Last year, it seemed that almost every venture capital investment was made in the communications sector. Thus far in 2001, however, communications firms in search of funding are struggling to get noticed.
In fact, investments in the sector year-to-date are less than half of what they were over the same period last year – 53 companies receiving $799.58 million in 2001 compared to 91 companies receiving $2.98 billion last year.
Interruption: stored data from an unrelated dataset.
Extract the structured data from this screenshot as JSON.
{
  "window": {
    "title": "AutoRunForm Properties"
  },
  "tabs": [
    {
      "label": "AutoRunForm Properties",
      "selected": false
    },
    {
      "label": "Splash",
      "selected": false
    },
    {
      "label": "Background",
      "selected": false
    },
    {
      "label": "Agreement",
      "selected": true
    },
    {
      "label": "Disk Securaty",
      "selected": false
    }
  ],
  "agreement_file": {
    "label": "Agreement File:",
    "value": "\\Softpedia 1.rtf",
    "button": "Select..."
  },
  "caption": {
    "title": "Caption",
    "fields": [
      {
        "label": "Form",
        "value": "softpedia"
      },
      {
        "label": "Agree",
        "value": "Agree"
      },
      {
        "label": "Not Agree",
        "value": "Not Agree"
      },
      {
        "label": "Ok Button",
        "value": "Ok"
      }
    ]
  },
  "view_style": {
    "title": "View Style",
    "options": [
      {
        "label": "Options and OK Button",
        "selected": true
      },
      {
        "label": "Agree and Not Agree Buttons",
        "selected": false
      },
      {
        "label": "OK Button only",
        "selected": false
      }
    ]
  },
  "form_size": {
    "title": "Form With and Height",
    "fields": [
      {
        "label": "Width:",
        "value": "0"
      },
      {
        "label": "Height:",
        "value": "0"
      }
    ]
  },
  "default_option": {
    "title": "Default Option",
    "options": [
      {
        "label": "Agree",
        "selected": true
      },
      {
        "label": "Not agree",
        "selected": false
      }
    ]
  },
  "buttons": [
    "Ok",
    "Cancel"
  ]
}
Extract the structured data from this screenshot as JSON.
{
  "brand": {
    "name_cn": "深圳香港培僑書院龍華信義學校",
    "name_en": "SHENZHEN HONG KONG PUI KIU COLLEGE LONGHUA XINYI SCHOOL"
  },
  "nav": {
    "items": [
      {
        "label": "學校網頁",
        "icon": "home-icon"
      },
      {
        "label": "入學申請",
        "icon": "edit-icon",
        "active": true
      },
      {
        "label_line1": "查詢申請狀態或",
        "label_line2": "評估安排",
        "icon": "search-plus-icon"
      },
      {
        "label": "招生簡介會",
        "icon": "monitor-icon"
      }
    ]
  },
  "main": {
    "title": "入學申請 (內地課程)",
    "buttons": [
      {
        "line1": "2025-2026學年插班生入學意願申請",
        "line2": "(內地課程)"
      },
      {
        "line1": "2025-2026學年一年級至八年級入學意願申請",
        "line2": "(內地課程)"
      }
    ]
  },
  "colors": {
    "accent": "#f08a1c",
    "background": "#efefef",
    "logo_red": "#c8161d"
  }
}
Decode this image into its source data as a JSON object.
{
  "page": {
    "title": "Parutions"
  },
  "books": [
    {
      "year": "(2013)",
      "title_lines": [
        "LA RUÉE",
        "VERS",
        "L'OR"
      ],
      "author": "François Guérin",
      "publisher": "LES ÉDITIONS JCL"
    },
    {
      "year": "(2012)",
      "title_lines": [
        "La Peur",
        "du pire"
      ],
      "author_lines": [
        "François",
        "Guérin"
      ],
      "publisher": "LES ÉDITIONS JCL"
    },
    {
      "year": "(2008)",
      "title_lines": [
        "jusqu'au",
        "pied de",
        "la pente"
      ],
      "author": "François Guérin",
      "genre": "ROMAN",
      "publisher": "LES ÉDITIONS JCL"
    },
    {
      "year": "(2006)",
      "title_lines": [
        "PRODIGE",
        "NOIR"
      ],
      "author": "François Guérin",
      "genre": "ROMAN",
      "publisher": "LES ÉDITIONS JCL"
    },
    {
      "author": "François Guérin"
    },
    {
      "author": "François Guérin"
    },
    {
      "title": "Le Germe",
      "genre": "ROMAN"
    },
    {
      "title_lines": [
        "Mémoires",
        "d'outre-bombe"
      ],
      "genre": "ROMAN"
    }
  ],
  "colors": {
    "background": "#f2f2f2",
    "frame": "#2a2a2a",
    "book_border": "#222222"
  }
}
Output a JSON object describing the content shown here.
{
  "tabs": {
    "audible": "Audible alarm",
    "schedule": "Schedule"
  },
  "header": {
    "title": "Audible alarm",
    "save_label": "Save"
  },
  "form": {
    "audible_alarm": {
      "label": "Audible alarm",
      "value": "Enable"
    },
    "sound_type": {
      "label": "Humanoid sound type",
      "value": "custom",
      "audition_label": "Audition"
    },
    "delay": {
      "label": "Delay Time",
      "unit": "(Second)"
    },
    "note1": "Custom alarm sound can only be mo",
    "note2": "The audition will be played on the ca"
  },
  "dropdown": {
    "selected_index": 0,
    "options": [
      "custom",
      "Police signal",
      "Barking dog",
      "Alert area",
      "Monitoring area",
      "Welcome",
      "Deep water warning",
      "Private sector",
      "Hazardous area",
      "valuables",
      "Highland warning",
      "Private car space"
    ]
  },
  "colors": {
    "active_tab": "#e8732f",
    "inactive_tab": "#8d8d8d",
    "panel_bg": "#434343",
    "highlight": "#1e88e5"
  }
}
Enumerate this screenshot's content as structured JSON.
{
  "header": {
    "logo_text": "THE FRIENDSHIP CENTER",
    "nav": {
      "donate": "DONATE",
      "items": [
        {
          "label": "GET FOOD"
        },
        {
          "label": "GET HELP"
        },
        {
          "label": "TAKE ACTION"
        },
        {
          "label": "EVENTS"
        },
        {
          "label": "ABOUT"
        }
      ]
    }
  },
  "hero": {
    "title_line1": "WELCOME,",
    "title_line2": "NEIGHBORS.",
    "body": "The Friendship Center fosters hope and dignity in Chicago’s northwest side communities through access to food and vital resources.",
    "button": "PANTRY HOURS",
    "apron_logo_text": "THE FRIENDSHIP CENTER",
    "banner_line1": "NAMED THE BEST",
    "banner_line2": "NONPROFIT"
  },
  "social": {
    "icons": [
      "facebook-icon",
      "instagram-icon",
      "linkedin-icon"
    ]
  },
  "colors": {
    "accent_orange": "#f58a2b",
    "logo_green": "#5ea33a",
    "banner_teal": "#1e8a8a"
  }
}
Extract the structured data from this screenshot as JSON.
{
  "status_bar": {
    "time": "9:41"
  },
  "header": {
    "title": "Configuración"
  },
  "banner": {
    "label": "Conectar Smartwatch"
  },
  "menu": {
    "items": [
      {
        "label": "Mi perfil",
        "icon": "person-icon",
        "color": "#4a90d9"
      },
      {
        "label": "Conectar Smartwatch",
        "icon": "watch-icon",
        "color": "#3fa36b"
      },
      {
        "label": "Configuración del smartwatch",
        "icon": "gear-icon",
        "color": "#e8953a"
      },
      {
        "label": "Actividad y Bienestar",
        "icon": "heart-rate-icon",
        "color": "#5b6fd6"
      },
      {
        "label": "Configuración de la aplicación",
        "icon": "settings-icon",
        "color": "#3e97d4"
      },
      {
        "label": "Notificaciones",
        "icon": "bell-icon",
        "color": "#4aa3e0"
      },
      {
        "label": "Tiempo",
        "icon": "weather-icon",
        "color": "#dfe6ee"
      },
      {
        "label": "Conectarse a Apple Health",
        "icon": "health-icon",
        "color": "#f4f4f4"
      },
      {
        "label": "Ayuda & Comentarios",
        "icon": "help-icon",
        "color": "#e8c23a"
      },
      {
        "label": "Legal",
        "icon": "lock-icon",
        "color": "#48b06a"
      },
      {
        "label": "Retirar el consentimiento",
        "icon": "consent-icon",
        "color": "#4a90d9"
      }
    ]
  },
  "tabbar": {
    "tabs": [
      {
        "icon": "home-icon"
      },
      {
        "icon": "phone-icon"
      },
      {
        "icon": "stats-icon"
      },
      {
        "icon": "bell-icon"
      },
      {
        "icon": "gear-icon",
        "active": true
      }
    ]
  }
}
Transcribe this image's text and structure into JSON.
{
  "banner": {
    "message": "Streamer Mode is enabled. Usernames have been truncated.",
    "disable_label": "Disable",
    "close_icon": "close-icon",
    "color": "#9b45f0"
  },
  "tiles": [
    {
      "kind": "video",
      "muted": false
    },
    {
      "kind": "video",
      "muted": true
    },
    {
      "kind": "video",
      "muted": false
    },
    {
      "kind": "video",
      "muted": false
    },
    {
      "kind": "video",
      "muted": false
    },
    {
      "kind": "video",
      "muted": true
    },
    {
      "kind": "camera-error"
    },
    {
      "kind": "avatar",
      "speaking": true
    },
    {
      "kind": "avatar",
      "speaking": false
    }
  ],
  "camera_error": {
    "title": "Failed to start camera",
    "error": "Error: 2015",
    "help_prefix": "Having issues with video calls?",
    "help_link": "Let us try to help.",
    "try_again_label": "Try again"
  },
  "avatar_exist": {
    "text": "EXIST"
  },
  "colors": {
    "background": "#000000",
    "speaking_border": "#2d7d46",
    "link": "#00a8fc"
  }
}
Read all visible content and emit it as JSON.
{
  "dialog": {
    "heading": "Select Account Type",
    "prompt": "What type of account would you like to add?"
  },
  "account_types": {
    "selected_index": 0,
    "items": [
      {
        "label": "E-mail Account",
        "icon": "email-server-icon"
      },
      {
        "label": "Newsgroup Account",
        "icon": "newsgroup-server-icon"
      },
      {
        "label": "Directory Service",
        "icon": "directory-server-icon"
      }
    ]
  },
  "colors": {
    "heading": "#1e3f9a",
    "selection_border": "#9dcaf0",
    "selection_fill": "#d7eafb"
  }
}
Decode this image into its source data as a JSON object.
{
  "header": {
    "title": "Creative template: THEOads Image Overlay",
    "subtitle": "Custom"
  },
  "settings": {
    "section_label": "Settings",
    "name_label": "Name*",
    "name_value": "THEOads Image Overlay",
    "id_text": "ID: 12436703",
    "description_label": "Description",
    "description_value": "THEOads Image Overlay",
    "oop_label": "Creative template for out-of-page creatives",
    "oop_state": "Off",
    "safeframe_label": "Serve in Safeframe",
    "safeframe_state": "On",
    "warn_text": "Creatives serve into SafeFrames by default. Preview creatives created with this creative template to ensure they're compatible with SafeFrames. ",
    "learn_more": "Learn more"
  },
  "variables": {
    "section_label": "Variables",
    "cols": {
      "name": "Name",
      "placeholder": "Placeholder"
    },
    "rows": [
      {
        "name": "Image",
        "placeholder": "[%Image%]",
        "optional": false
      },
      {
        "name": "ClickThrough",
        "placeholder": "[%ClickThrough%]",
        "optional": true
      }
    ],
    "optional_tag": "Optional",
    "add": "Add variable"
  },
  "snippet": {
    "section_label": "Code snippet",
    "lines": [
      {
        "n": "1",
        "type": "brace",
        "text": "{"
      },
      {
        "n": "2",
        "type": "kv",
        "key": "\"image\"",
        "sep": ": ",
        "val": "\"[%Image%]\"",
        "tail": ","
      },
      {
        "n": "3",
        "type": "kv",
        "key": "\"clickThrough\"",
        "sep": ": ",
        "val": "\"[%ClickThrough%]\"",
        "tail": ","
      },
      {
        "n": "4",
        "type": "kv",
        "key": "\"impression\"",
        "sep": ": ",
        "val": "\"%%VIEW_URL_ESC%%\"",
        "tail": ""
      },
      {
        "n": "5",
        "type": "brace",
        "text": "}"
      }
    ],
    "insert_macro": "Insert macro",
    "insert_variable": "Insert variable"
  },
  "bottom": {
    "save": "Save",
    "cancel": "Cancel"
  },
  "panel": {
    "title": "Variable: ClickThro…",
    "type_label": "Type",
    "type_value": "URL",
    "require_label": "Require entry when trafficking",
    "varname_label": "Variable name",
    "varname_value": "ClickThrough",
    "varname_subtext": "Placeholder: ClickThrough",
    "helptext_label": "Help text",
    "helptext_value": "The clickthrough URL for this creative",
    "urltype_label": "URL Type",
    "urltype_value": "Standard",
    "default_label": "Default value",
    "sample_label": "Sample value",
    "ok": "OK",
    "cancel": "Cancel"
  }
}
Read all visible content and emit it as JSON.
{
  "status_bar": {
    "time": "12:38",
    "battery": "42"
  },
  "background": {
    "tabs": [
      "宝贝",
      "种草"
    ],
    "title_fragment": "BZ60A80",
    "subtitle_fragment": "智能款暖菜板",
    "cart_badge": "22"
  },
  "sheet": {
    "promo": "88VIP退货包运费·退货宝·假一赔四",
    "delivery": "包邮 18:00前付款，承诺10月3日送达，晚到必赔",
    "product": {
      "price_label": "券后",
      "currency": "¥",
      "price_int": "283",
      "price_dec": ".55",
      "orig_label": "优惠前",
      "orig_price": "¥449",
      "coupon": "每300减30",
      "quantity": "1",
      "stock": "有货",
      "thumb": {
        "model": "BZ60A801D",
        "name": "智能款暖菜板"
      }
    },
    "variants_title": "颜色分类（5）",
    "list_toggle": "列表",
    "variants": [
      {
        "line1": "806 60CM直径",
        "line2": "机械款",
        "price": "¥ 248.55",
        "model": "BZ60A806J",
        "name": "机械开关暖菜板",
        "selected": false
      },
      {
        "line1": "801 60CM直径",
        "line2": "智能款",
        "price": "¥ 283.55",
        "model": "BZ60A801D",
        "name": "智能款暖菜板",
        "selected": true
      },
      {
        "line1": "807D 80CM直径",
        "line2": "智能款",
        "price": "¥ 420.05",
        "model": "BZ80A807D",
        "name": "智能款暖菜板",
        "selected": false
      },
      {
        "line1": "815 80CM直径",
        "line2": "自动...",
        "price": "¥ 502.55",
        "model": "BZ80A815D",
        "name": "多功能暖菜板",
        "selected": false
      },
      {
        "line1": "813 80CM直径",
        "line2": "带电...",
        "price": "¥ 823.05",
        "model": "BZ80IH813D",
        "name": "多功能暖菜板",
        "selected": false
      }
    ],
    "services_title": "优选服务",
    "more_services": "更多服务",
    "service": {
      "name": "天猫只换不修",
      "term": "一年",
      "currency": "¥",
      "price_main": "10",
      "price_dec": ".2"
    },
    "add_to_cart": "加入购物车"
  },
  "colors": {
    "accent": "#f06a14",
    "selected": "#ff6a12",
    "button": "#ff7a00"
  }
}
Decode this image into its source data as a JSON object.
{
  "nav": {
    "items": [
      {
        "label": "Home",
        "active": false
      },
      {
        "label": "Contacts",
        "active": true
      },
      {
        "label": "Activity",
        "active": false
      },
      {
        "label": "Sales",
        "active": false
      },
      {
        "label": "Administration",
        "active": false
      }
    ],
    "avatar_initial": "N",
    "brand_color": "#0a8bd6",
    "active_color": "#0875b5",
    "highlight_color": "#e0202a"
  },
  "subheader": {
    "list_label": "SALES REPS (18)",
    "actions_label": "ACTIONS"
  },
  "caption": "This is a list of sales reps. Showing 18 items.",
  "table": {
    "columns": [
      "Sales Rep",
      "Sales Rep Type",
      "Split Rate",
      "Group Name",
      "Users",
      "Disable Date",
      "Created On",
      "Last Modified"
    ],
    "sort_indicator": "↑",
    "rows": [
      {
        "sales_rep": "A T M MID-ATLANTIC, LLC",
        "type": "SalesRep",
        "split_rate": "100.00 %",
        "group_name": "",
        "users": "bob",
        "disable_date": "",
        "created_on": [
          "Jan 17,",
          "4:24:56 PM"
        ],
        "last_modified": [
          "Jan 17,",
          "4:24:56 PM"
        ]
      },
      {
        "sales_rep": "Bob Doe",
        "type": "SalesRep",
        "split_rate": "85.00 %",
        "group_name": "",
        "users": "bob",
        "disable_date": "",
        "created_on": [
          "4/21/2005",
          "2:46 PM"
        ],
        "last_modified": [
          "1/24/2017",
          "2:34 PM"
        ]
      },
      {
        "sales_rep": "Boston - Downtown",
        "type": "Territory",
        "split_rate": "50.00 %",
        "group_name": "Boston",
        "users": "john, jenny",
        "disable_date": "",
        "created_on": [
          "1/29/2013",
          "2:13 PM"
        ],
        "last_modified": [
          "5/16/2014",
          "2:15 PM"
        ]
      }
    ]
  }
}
After recovering from numerous public portfolio burns, buyers seem to be treading carefully through this year’s uncertainty as the Federal Reserve adjusts interest rates, the public markets rise and fall, companies miss earnings expectations and the IPO window remains closed.
“The money’s still there, but investors are just more careful about where it’s going,” said Rich Gruber, an analyst at Venture Ecomomics.
This year’s deals are smaller and more conservative. While broadband wireless service provider WinStar Communications Inc. of Washington, D.C., was able to raise $900 million of private equity financing in the first part of 2000, this year’s two biggest communications deals, PointOne Telecommunications Inc. and Illinois PCS LLC, each raised a paltry $70 million.
For PointOne, a data and communications service provider based in Austin Texas, the deal was a series B round of financing that included many of the company’s original investors – The CIT Group, Soros Fund Management, Texas Growth Fund Management and VP Private Equity Ltd. The Blackstone Group, on the other hand, was the sole investor in Illinois PCS’ first and second round of private equity financing. Illinois PCS, of Geneseo, Ill., markets wireless communications under the Sprint PCS brand.
“Investors are concentrating more on their existing investments, just makingsure their existing companies do well,” Gruber said.